La crisis de la Covid-19 dejó esto manifiestamente claro. La humanidad no estaba preparada para combatir la pandemia, y la Organización Mundial de la Salud (OMS) mostraba un claro déficit de financiación. Cuando Donald Trump retiró a EE UU de la OMS en un gesto de gran irresponsabilidad, la Fundación Bill y Melinda Gates pasó a ser, temporalmente, su mayor contribuyente.

Por lo tanto, en lugar de enfatizar sus diferencias ideológicas con otros países, las democracias deberían reconocer su responsabilidad hacia ellas mismas y hacia el mundo. En este sentido, considero que las democracias deben abordar dos tareas cruciales para renovar su legitimidad doméstica e internacional.

La primera es reducir las desigualdades económicas internas. La democracia se reafirmó como sistema político tras la Segunda Guerra Mundial con la creación de un Estado del bienestar que asegurara el crecimiento económico y la cohesión social. Sin embargo, esta cohesión social ha sufrido grandes retrocesos en las últimas décadas, viéndose especialmente debilitada con la crisis financiera del 2008 y la pandemia.

Las desigualdades socioeconómicas que caracterizan a nuestras sociedades son un problema para la democracia, ya que implica que vivimos vidas cada vez más separadas, acentuando las diferencias en el acceso a la participación política. En última instancia, la desigualdad erosiona nuestra capacidad de actuar como ciudadanos. La regresión democrática en muchos países nace en gran parte de la insatisfacción de los ciudadanos, que han visto cómo sus condiciones de vida han empeorado en los últimos años, creando profundos sentimientos de frustración con el sistema político. Es en este desencanto que ha permitido la aparición de movimientos populistas y nacionalistas..

La segunda tarea consiste en la toma de un liderazgo claro por parte de las democracias más ricas hacia el Sur global, creando las condiciones socioeconómicas necesarias para su desarrollo. Esto también podría facilitar la adhesión a los valores democráticos en los países en vías de desarrollo.

Como nos ha demostrado la aparición de la variante Omicron, debemos actuar por imperativo moral y por pragmatismo en el reparto equitativo de las vacunas contra la Covid-19. Los datos de vacunación en el continente africano son desoladores. Mientras en las democracias ricas avanzamos hacia la tercera dosis, solo un 8% de los africanos ha recibido una pauta completa de vacunación contra la Covid-19.

No hay mejor campaña en favor de la democracia que una vacunación rápida de los países más vulnerables. Dado que vacunar a un 70% de la población mundial costaría únicamente un 0.13% del PIB del G-7, las democracias más ricas tienen una oportunidad de oro para incrementar su legitimidad internacional.

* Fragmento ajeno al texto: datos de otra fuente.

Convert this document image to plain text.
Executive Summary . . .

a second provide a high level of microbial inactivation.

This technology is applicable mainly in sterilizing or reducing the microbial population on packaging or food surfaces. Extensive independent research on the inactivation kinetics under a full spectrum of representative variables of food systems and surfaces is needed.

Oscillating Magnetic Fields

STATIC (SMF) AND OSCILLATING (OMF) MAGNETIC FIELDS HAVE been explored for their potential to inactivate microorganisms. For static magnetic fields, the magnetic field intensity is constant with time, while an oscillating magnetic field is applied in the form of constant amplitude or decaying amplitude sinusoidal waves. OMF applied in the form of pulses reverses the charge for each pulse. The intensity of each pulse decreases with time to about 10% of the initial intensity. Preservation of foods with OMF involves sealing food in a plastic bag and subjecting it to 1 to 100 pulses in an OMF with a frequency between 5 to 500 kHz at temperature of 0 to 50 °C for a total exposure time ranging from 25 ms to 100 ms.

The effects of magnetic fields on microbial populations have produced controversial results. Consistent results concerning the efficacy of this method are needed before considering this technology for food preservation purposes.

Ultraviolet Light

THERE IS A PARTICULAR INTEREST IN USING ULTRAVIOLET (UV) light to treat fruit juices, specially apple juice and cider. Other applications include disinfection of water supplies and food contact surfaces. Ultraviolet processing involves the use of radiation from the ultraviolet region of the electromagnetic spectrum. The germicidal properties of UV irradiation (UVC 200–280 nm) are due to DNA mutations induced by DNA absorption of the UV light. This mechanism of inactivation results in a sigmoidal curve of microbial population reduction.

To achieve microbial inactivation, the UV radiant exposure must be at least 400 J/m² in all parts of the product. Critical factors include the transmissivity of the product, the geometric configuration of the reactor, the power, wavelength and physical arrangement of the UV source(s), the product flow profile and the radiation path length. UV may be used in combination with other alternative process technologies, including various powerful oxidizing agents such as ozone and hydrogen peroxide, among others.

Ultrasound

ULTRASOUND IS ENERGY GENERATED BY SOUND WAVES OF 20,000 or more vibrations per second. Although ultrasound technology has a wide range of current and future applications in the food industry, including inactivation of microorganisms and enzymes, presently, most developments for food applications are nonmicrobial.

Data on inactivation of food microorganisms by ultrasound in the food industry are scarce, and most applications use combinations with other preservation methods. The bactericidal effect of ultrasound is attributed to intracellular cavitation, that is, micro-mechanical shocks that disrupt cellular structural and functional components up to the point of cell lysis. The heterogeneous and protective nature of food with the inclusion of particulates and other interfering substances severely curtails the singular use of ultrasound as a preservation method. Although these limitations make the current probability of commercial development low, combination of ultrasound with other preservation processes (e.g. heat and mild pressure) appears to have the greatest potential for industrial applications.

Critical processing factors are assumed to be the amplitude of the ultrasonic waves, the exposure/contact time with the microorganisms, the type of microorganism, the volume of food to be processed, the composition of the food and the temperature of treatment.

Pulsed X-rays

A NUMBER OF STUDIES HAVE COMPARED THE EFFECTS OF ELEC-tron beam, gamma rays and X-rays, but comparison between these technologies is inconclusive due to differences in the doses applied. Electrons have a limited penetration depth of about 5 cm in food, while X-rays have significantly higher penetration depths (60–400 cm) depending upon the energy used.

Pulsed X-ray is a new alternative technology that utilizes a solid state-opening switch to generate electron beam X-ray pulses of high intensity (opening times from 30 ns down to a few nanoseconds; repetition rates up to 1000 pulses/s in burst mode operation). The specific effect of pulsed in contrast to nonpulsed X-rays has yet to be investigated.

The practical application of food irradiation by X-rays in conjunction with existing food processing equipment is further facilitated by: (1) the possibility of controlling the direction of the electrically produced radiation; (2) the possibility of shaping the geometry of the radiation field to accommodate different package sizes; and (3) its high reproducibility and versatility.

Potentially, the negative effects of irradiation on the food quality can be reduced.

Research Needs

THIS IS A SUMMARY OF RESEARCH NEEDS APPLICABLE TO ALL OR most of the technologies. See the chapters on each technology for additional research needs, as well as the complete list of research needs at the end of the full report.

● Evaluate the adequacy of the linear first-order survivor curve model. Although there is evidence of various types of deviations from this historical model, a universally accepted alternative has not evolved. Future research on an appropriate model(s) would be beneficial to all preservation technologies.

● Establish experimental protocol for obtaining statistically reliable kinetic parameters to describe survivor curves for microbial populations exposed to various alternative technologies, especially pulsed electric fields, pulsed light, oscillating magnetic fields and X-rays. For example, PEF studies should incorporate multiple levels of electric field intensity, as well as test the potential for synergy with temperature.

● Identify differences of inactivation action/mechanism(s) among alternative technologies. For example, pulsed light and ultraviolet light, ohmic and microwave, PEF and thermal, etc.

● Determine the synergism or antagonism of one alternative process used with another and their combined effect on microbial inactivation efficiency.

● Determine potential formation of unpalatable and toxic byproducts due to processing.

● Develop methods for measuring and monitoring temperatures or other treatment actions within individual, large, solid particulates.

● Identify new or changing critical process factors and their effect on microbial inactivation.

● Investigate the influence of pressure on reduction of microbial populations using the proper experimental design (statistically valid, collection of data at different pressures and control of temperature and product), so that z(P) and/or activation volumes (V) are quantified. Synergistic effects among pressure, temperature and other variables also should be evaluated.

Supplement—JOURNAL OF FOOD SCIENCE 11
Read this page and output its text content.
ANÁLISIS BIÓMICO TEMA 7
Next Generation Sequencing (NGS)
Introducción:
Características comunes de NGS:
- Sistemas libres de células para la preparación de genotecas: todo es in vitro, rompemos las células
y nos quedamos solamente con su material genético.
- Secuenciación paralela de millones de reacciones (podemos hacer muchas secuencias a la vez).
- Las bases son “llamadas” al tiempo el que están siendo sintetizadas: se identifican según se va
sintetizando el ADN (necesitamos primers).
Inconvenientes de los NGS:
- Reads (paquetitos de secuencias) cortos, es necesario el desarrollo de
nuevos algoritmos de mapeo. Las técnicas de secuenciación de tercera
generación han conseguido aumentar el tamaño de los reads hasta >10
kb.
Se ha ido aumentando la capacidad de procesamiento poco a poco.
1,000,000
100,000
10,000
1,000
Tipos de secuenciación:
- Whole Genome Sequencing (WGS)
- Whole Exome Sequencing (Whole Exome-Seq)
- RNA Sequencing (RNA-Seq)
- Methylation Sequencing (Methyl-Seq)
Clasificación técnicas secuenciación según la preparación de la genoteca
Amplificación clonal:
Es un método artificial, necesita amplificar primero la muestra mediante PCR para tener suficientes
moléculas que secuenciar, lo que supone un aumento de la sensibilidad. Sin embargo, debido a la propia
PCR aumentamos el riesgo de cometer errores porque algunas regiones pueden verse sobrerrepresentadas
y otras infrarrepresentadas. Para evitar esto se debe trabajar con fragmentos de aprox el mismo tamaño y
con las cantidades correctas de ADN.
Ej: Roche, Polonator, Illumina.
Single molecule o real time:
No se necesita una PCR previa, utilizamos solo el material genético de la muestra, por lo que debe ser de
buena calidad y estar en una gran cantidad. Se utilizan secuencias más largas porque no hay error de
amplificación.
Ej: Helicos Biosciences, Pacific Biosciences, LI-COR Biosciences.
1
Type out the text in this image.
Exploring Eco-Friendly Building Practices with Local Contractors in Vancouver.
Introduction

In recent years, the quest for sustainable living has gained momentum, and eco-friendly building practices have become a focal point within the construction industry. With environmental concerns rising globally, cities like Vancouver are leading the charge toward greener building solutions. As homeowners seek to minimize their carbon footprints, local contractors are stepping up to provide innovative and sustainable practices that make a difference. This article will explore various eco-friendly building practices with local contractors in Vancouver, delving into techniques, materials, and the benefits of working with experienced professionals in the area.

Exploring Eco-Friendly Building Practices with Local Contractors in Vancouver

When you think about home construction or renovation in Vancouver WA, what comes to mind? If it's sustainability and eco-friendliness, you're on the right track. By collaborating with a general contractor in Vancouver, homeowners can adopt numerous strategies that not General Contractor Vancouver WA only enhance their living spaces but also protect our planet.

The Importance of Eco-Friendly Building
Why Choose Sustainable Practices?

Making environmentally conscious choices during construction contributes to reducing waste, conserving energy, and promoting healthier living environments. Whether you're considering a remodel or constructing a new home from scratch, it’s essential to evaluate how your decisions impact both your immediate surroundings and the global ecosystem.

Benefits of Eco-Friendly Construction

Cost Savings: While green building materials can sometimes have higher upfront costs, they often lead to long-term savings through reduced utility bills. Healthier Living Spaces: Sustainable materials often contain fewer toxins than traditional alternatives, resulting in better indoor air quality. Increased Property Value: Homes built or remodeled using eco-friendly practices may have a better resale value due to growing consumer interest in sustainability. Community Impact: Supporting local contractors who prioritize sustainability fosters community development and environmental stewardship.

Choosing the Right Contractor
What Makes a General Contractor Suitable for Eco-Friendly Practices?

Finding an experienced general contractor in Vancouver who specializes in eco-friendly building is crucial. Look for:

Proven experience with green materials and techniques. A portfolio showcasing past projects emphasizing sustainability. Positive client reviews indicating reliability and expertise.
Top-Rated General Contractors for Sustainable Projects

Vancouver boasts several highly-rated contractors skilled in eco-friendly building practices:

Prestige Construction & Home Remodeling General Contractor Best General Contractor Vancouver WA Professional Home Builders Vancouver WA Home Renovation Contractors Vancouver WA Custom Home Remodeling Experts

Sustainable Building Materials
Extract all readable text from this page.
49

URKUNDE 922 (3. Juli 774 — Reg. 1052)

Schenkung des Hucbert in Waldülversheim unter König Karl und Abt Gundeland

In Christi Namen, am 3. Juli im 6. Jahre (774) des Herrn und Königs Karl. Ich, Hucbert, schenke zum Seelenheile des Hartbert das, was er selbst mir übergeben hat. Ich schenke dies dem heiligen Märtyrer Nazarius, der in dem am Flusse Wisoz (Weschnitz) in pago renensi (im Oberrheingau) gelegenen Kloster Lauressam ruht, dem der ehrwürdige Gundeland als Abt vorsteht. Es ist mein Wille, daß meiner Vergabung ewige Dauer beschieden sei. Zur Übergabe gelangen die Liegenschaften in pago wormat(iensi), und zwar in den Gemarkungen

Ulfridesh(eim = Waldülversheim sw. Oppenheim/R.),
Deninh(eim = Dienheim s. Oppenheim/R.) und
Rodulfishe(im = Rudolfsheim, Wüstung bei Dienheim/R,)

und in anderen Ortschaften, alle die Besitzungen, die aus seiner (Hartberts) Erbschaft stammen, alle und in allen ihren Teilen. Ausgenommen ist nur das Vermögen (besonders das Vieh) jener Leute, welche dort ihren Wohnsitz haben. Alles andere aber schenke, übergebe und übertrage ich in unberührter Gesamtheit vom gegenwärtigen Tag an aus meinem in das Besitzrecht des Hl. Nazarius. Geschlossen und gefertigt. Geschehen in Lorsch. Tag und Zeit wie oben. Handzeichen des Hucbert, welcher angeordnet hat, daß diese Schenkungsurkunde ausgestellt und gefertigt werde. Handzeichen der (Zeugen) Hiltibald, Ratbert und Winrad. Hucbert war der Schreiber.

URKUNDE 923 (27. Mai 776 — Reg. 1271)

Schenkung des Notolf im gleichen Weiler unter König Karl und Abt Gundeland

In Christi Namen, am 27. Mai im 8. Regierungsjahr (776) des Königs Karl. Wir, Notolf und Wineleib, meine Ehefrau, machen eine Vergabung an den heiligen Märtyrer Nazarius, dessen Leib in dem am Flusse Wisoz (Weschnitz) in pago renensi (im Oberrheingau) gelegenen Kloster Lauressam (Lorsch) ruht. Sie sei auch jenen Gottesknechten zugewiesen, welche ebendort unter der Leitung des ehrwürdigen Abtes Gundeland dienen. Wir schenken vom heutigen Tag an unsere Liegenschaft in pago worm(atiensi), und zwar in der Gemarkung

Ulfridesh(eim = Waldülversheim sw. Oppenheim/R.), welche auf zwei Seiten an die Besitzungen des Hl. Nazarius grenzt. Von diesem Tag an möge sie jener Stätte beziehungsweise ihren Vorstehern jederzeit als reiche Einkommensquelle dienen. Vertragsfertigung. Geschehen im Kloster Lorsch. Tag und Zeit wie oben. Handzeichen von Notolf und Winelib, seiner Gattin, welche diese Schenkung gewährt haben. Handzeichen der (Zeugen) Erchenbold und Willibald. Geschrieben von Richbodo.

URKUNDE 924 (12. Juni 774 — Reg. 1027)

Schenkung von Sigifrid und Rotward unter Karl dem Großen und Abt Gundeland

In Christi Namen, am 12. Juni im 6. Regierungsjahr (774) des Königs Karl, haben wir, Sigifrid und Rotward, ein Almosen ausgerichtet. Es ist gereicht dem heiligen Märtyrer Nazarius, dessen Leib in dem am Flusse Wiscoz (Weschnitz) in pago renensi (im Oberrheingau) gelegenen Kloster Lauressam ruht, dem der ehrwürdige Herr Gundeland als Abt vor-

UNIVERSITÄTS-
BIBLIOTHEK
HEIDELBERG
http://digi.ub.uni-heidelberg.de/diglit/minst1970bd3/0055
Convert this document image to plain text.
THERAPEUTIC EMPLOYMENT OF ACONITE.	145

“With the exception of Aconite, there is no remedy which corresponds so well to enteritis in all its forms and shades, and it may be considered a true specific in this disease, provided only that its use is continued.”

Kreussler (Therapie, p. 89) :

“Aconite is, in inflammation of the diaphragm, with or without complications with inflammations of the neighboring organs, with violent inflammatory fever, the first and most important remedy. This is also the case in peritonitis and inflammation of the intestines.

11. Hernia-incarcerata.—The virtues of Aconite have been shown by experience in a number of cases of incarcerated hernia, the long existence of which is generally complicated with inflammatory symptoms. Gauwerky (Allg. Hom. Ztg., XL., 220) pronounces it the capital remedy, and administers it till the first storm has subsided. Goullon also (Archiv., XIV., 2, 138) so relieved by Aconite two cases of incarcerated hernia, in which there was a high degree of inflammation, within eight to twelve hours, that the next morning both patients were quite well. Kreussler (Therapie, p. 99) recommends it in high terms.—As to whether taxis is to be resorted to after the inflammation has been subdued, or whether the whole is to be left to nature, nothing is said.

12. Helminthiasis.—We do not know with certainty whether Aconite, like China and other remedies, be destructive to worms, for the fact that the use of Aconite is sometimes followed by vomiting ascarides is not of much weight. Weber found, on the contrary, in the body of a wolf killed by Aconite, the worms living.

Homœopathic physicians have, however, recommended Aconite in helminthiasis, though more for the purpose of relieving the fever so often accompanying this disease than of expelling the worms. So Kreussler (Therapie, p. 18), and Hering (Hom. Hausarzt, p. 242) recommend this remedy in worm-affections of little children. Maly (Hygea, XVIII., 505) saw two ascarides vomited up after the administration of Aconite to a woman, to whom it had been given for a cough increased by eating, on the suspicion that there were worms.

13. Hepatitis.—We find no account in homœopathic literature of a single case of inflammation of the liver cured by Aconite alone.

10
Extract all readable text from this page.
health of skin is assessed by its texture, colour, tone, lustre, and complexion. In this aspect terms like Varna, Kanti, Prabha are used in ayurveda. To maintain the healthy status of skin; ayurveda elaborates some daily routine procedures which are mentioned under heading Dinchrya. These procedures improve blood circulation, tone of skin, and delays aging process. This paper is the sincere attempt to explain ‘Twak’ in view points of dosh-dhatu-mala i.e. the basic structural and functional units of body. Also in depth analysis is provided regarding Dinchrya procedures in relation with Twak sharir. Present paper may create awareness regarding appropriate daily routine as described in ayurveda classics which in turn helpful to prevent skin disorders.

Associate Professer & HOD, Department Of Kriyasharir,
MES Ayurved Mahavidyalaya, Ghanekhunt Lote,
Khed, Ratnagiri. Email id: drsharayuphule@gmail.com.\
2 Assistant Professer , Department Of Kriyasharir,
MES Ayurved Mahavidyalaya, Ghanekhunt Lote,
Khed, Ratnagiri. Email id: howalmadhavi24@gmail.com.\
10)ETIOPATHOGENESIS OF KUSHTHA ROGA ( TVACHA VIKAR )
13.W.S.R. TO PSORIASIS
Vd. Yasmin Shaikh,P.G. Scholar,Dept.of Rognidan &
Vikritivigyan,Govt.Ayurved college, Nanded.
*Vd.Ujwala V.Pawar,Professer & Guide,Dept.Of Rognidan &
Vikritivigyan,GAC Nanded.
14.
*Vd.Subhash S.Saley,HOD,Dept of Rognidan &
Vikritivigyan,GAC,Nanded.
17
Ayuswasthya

Las democracias pueden reafirmar su liderazgo global haciendo efectivo su compromiso de financiar la transición ecológica en los países del Sur global. En la Conferencia de las Naciones Unidas sobre el Cambio Climático de 2009, que tuvo lugar en Copenhague, los países más ricos se comprometieron a transferir cien mil millones de dólares cada año a los países menos desarrollados para ayudarlos a afrontar el coste de la transición ecológica. Este acuerdo no se ha cumplido nunca desde su adopción.

Cumpliendo con su promesa electoral de convocar una cumbre de democracias, Biden ha demostrado que no es Trump. Sin embargo, esto podría demostrarse insuficiente. Cooperar con quien es ideológicamente afín ya es de por sí complicado. Más difícil es hacerlo con quien tiene una visión del mundo diferente, incluso opuesta a la propia.

Necesitamos fortalecer nuestras democracias, pero la defensa de nuestros valores fundamentales no debiera impedirnos avanzar juntamente con otros países en la resolución de nuestros retos globales más urgentes. Creo sinceramente, que esta es una reflexión democrática.